Lets take an example of the 2% risk rule. Say you have a $1000 account and you want to enter a trade which has a stop loss of 50pips. To calculate your correct position size, 2% of $1000 = $20. You should not risk more than $20 on any trade. So if your stop loss was 50pips you would trade 4 micro lots on this particular trade. Taking into account your Risk to Reward of a minimum of 1:2 you may set a take profit of 100 pips and gain $40. Not exactly the big bucks you came to make in the forex market is it?

Here is an insight to how I handle risk, break the 2% risk rule and still end up profitable. When I just started trading I realised I wasn’t really getting anywhere, I was profitable but putting in 50 hours a week and making $60 wasn’t why I started trading forex. Hence I decided it was time to change things around a bit. I was making Pips but not making the dollars I wanted to make. So I gradually increased my position sizing.

I went back to my trading journal and realised there was not a single month where I had a net loss of more than 300 Pips. This was a very encouraging for me. I continued trading for a few more months after which came the big adjustment. My journal showed me that with my  price action strategy it was REALLY difficult to loose 1000 pips on the trot! So I ignored my account balance and started trading with pips, i.e. I took my account balance to be 1000 pips and trade with that.
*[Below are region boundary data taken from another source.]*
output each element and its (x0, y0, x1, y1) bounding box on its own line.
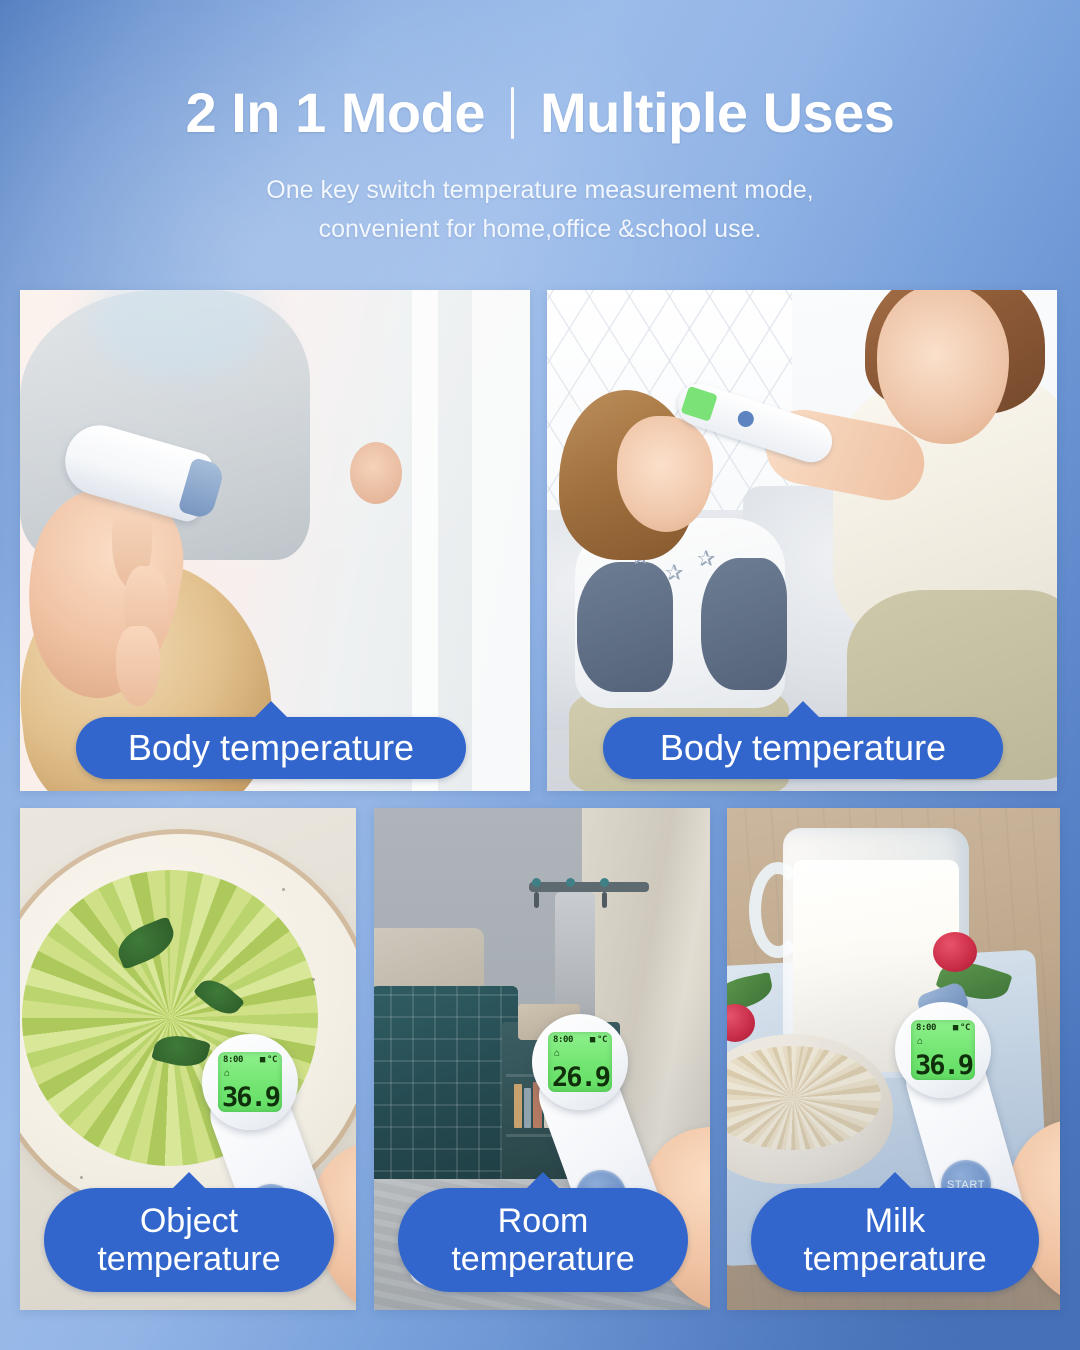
panel-body-temperature-child: ✰ ✰ ✰ Body temperature (547, 290, 1057, 791)
mother-head (877, 290, 1009, 444)
book-2 (524, 1088, 531, 1128)
label-text: Body temperature (660, 728, 946, 768)
home-icon: ⌂ (554, 1048, 560, 1059)
screen-top-row: 8:00 ■ °C (911, 1023, 975, 1033)
screen-reading: 26.9 (548, 1064, 609, 1091)
screen-unit: ■ °C (260, 1055, 277, 1065)
device-screen: 8:00 ■ °C ⌂ 36.9 (218, 1052, 282, 1112)
label-line-2: temperature (451, 1240, 634, 1278)
label-line-1: Object (97, 1202, 280, 1240)
screen-time: 8:00 (916, 1023, 936, 1033)
panel-object-temperature: 8:00 ■ °C ⌂ 36.9 START (20, 808, 356, 1310)
device-screen: 8:00 ■ °C ⌂ 36.9 (911, 1020, 975, 1080)
page-title: 2 In 1 Mode Multiple Uses (0, 84, 1080, 143)
finger-3 (116, 626, 160, 706)
screen-top-row: 8:00 ■ °C (218, 1055, 282, 1065)
screen-unit: ■ °C (953, 1023, 970, 1033)
label-text-block: Milk temperature (803, 1202, 986, 1278)
child-sleeve-left (577, 562, 673, 692)
label-line-2: temperature (97, 1240, 280, 1278)
page-subtitle: One key switch temperature measurement m… (0, 171, 1080, 250)
title-right-segment: Multiple Uses (540, 84, 894, 143)
home-icon: ⌂ (224, 1068, 230, 1079)
coat-hook-1 (534, 892, 539, 908)
panel-body-temperature-baby: Body temperature (20, 290, 530, 791)
label-text: Body temperature (128, 728, 414, 768)
screen-unit-text: °C (267, 1055, 277, 1065)
label-text-block: Object temperature (97, 1202, 280, 1278)
product-feature-poster: 2 In 1 Mode Multiple Uses One key switch… (0, 0, 1080, 1350)
home-icon: ⌂ (917, 1036, 923, 1047)
device-head: 8:00 ■ °C ⌂ 36.9 (202, 1034, 298, 1130)
device-head: 8:00 ■ °C ⌂ 36.9 (895, 1002, 991, 1098)
subtitle-line-2: convenient for home,office &school use. (0, 210, 1080, 250)
label-badge-body-temperature-child: Body temperature (603, 717, 1003, 779)
coat-rail (529, 882, 649, 892)
subtitle-line-1: One key switch temperature measurement m… (0, 171, 1080, 211)
label-badge-object-temperature: Object temperature (44, 1188, 334, 1292)
window-frame-vertical (412, 290, 438, 791)
child-face (617, 416, 713, 532)
label-line-2: temperature (803, 1240, 986, 1278)
title-left-segment: 2 In 1 Mode (186, 84, 485, 143)
window-pane (472, 290, 530, 791)
screen-reading: 36.9 (911, 1052, 972, 1079)
raspberry-1 (933, 932, 977, 972)
thermometer-screen (681, 386, 718, 422)
device-head: 8:00 ■ °C ⌂ 26.9 (532, 1014, 628, 1110)
battery-icon: ■ (953, 1023, 958, 1033)
label-line-1: Room (451, 1202, 634, 1240)
screen-reading: 36.9 (218, 1084, 279, 1111)
coat-hook-knob-2 (566, 878, 575, 887)
panel-room-temperature: 8:00 ■ °C ⌂ 26.9 START (374, 808, 710, 1310)
battery-icon: ■ (260, 1055, 265, 1065)
plate-speck (80, 1176, 83, 1179)
label-text-block: Room temperature (451, 1202, 634, 1278)
screen-unit-text: °C (597, 1035, 607, 1045)
coat-hook-knob-3 (600, 878, 609, 887)
plate-speck (312, 978, 315, 981)
screen-time: 8:00 (553, 1035, 573, 1045)
thermometer-button (736, 409, 756, 429)
label-badge-body-temperature-baby: Body temperature (76, 717, 466, 779)
coat-hook-3 (602, 892, 607, 908)
shirt-star-2: ✰ (665, 562, 683, 584)
screen-time: 8:00 (223, 1055, 243, 1065)
label-badge-milk-temperature: Milk temperature (751, 1188, 1039, 1292)
screen-top-row: 8:00 ■ °C (548, 1035, 612, 1045)
label-badge-room-temperature: Room temperature (398, 1188, 688, 1292)
label-line-1: Milk (803, 1202, 986, 1240)
screen-unit: ■ °C (590, 1035, 607, 1045)
child-sleeve-right (701, 558, 787, 690)
baby-ear (350, 442, 402, 504)
coat-hook-knob-1 (532, 878, 541, 887)
poster-header: 2 In 1 Mode Multiple Uses One key switch… (0, 0, 1080, 250)
plate-speck (282, 888, 285, 891)
book-1 (514, 1084, 522, 1128)
device-screen: 8:00 ■ °C ⌂ 26.9 (548, 1032, 612, 1092)
title-divider (511, 87, 514, 139)
shirt-star-3: ✰ (697, 548, 715, 570)
screen-unit-text: °C (960, 1023, 970, 1033)
battery-icon: ■ (590, 1035, 595, 1045)
panel-milk-temperature: 8:00 ■ °C ⌂ 36.9 START (727, 808, 1060, 1310)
Going back to our original example, you have a $1000 trading account. Convert that to 1000 pips and it means you have $1 for every pip. Most brokers when you trade a mini lot give you round about $1 per pip on most currency pairs. So going back to the same trade above with a stop loss of 50 pips I would trade 1 mini lot, be prepared to loose $50 and gain at least $100! Incase my stop loss does get taken out I would still have 950 pips to play with. Extremely unlikely to loose 1000 pips on the trot!